This Space for Rent

The joy of P*yp*l

I've been using P*yp*l while buying things online, because it nicely collapses the whole business of credit cards down to what I though was one easy to audit and manage lump. Recently, I bought a teenytiny SBC through eb*y, used p*yp*l, and ended up getting about half of what I ordered (with one of the missing components hidden because the scoundrel who sold it to me clipped a cheapo cpu fan over the socket. Imagine my joy when I discovered that bit of indirection.) After several exchanges between me and the seller (more exchanges on my part, because this seller didn't bother to reply to easily 75% of my mail) and several promises of "oh, I'll send it out tomorrow", I cut to the chase and complained to eb*y.

They suggested a whole bunch of pretty useless things (including "get in touch with the seller", which, thanks, I already did), including taking it up with p*yp*l. So, I took it up with p*yp*l; I wrote a nice little note to them via their stupid web form, sent it off, then foregrounded my mutt window, only to see a form letter from p*yp*l saying we've investigated your complaint and you're shit out of luck.

Investigated.

This would be the sort of investigated where they have an autoresponder that bounces all incoming mail with some generic boilerplate? On the assumption, I guess, that all mail is coming in via uucp, so when you get it a day will have passed and you'll think that some human has replied?

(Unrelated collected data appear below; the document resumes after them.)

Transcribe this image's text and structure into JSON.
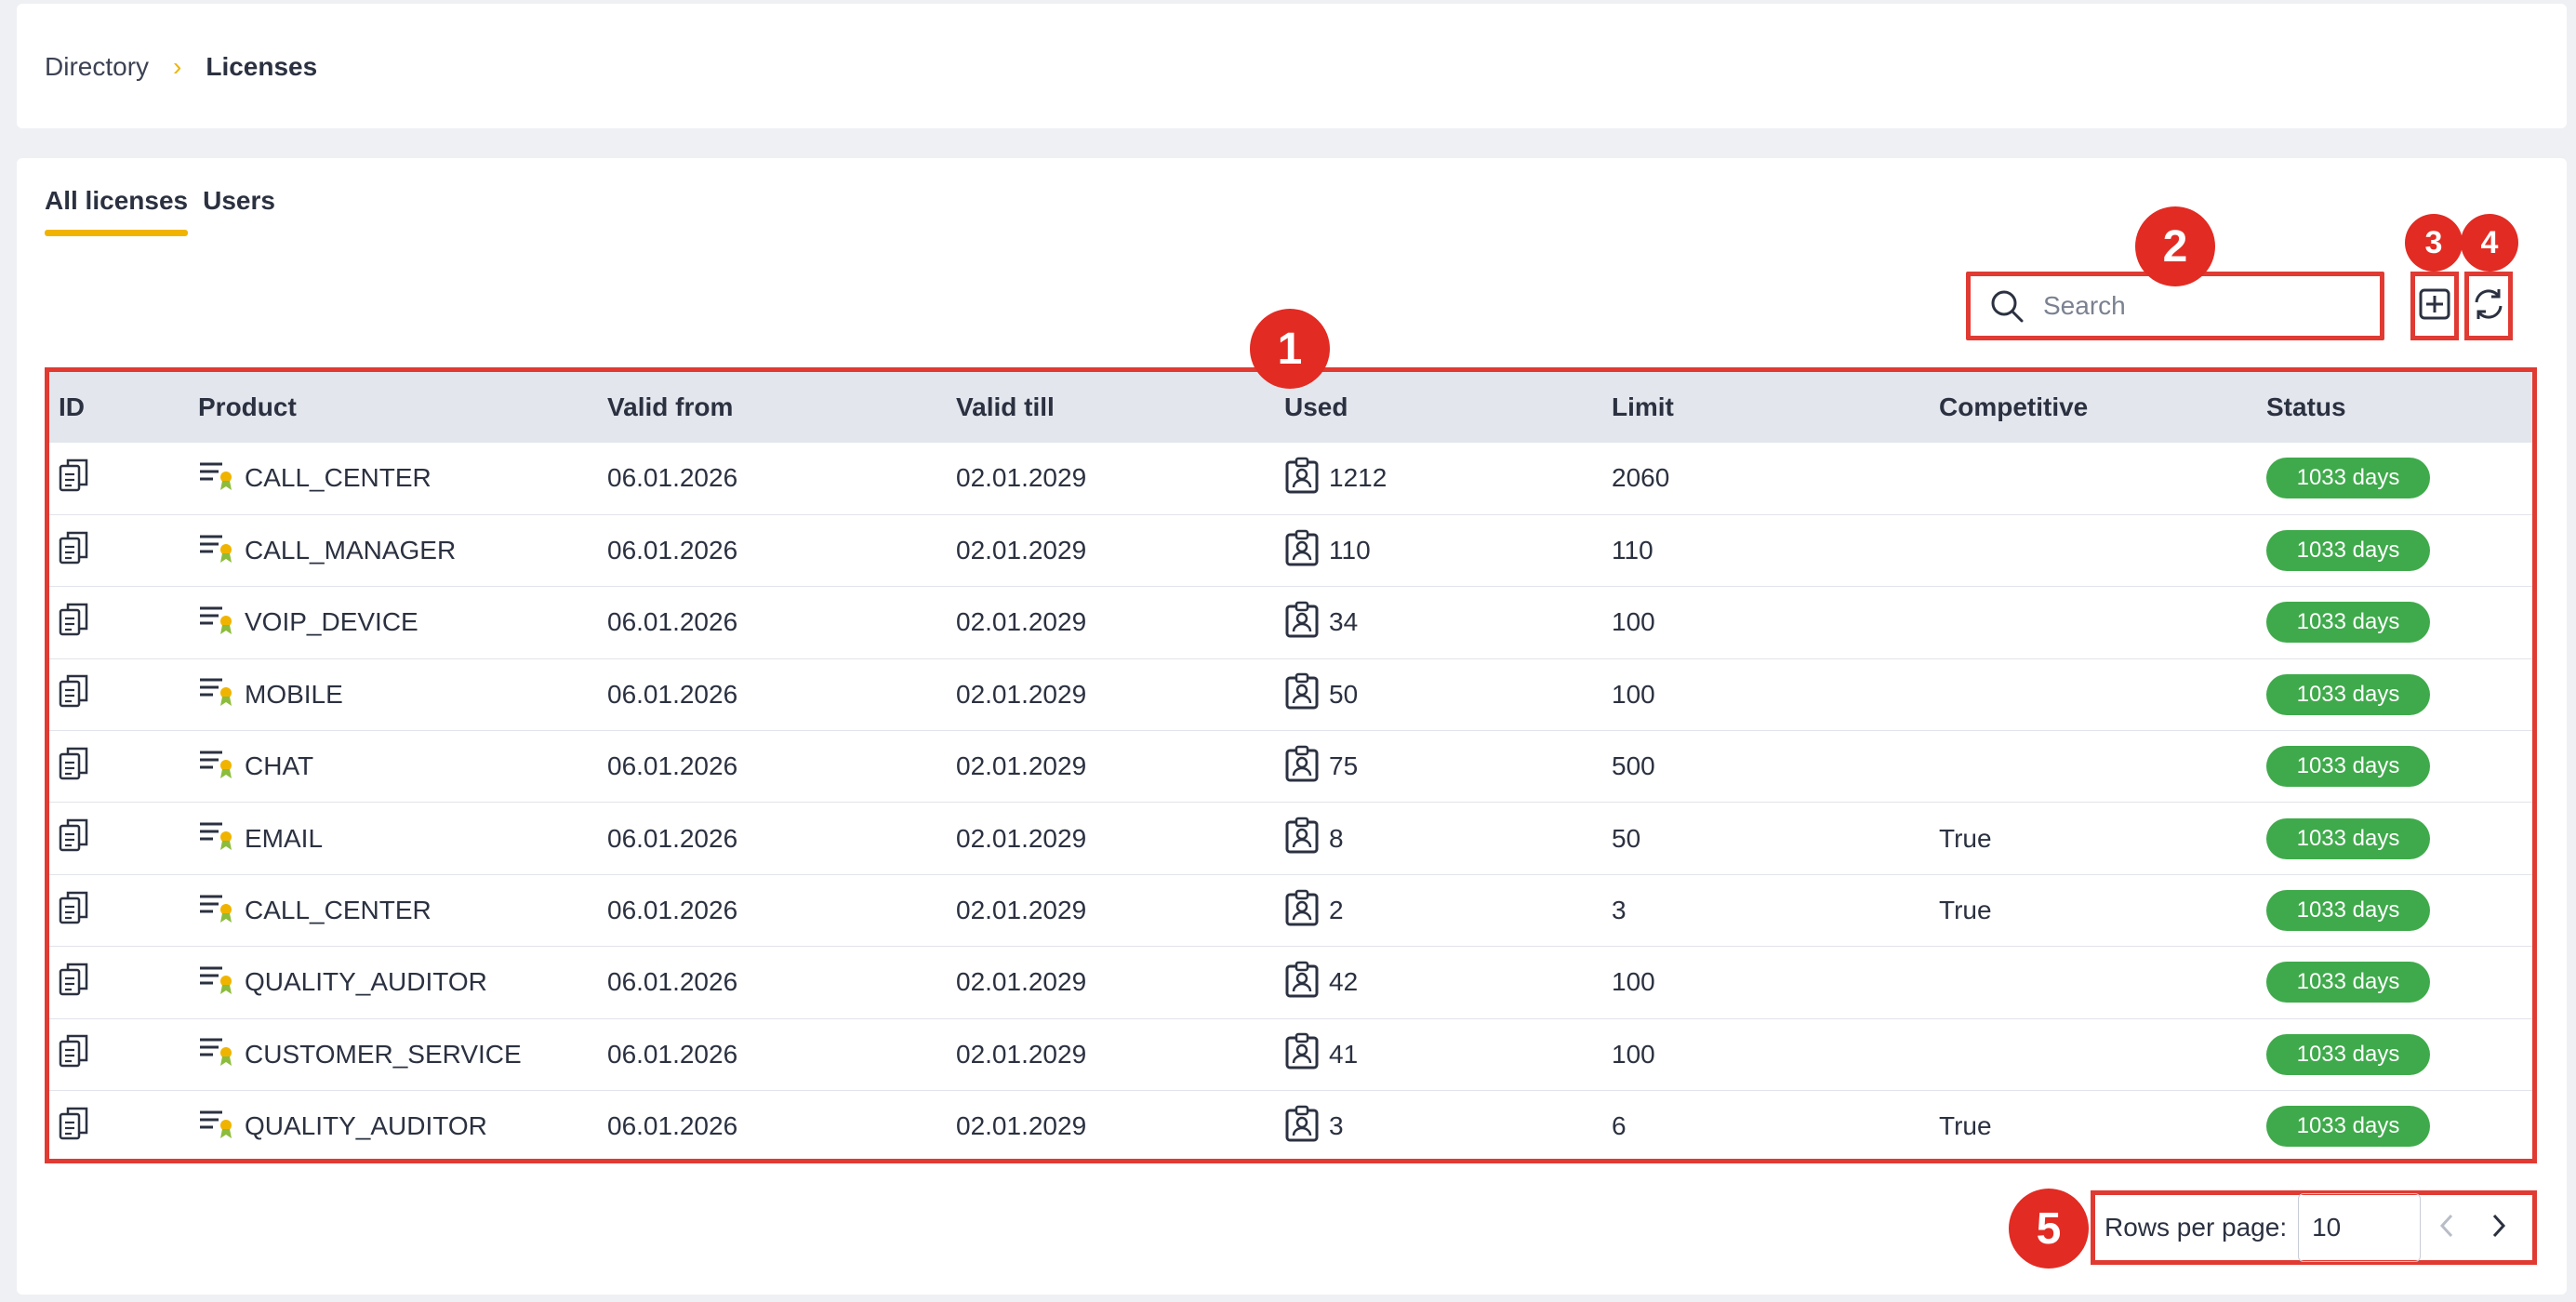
{
  "breadcrumb": {
    "parent": "Directory",
    "separator": "›",
    "current": "Licenses"
  },
  "tabs": [
    {
      "label": "All licenses",
      "active": true
    },
    {
      "label": "Users",
      "active": false
    }
  ],
  "search": {
    "placeholder": "Search",
    "value": ""
  },
  "table": {
    "columns": [
      "ID",
      "Product",
      "Valid from",
      "Valid till",
      "Used",
      "Limit",
      "Competitive",
      "Status"
    ],
    "rows": [
      {
        "product": "CALL_CENTER",
        "valid_from": "06.01.2026",
        "valid_till": "02.01.2029",
        "used": "1212",
        "limit": "2060",
        "competitive": "",
        "status": "1033 days"
      },
      {
        "product": "CALL_MANAGER",
        "valid_from": "06.01.2026",
        "valid_till": "02.01.2029",
        "used": "110",
        "limit": "110",
        "competitive": "",
        "status": "1033 days"
      },
      {
        "product": "VOIP_DEVICE",
        "valid_from": "06.01.2026",
        "valid_till": "02.01.2029",
        "used": "34",
        "limit": "100",
        "competitive": "",
        "status": "1033 days"
      },
      {
        "product": "MOBILE",
        "valid_from": "06.01.2026",
        "valid_till": "02.01.2029",
        "used": "50",
        "limit": "100",
        "competitive": "",
        "status": "1033 days"
      },
      {
        "product": "CHAT",
        "valid_from": "06.01.2026",
        "valid_till": "02.01.2029",
        "used": "75",
        "limit": "500",
        "competitive": "",
        "status": "1033 days"
      },
      {
        "product": "EMAIL",
        "valid_from": "06.01.2026",
        "valid_till": "02.01.2029",
        "used": "8",
        "limit": "50",
        "competitive": "True",
        "status": "1033 days"
      },
      {
        "product": "CALL_CENTER",
        "valid_from": "06.01.2026",
        "valid_till": "02.01.2029",
        "used": "2",
        "limit": "3",
        "competitive": "True",
        "status": "1033 days"
      },
      {
        "product": "QUALITY_AUDITOR",
        "valid_from": "06.01.2026",
        "valid_till": "02.01.2029",
        "used": "42",
        "limit": "100",
        "competitive": "",
        "status": "1033 days"
      },
      {
        "product": "CUSTOMER_SERVICE",
        "valid_from": "06.01.2026",
        "valid_till": "02.01.2029",
        "used": "41",
        "limit": "100",
        "competitive": "",
        "status": "1033 days"
      },
      {
        "product": "QUALITY_AUDITOR",
        "valid_from": "06.01.2026",
        "valid_till": "02.01.2029",
        "used": "3",
        "limit": "6",
        "competitive": "True",
        "status": "1033 days"
      }
    ]
  },
  "pagination": {
    "label": "Rows per page:",
    "rows_per_page": "10"
  },
  "markers": [
    "1",
    "2",
    "3",
    "4",
    "5"
  ],
  "icons": {
    "id": "copy-icon",
    "product": "license-icon",
    "used": "user-badge-icon",
    "add": "plus-square-icon",
    "refresh": "refresh-icon",
    "search": "search-icon",
    "prev": "chevron-left-icon",
    "next": "chevron-right-icon"
  },
  "colors": {
    "accent": "#f0b400",
    "status_badge": "#3faa4b",
    "annotation": "#e03a32"
  }
}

This letter had a nice little postscript saying oh, don't bother replying to this email; we'll just ignore it (translation: drop dead)

It's a bummer that p*yp*l is going to have to submit this charge to my credit card company, which actually is somewhat responsive when I complain about ripoffs. It's a bummer for p*yp*l, but perhaps not for me, until the day when I want to buy something that only takes p*yp*l.

Oh well, I'll burn that bridge when I come to it.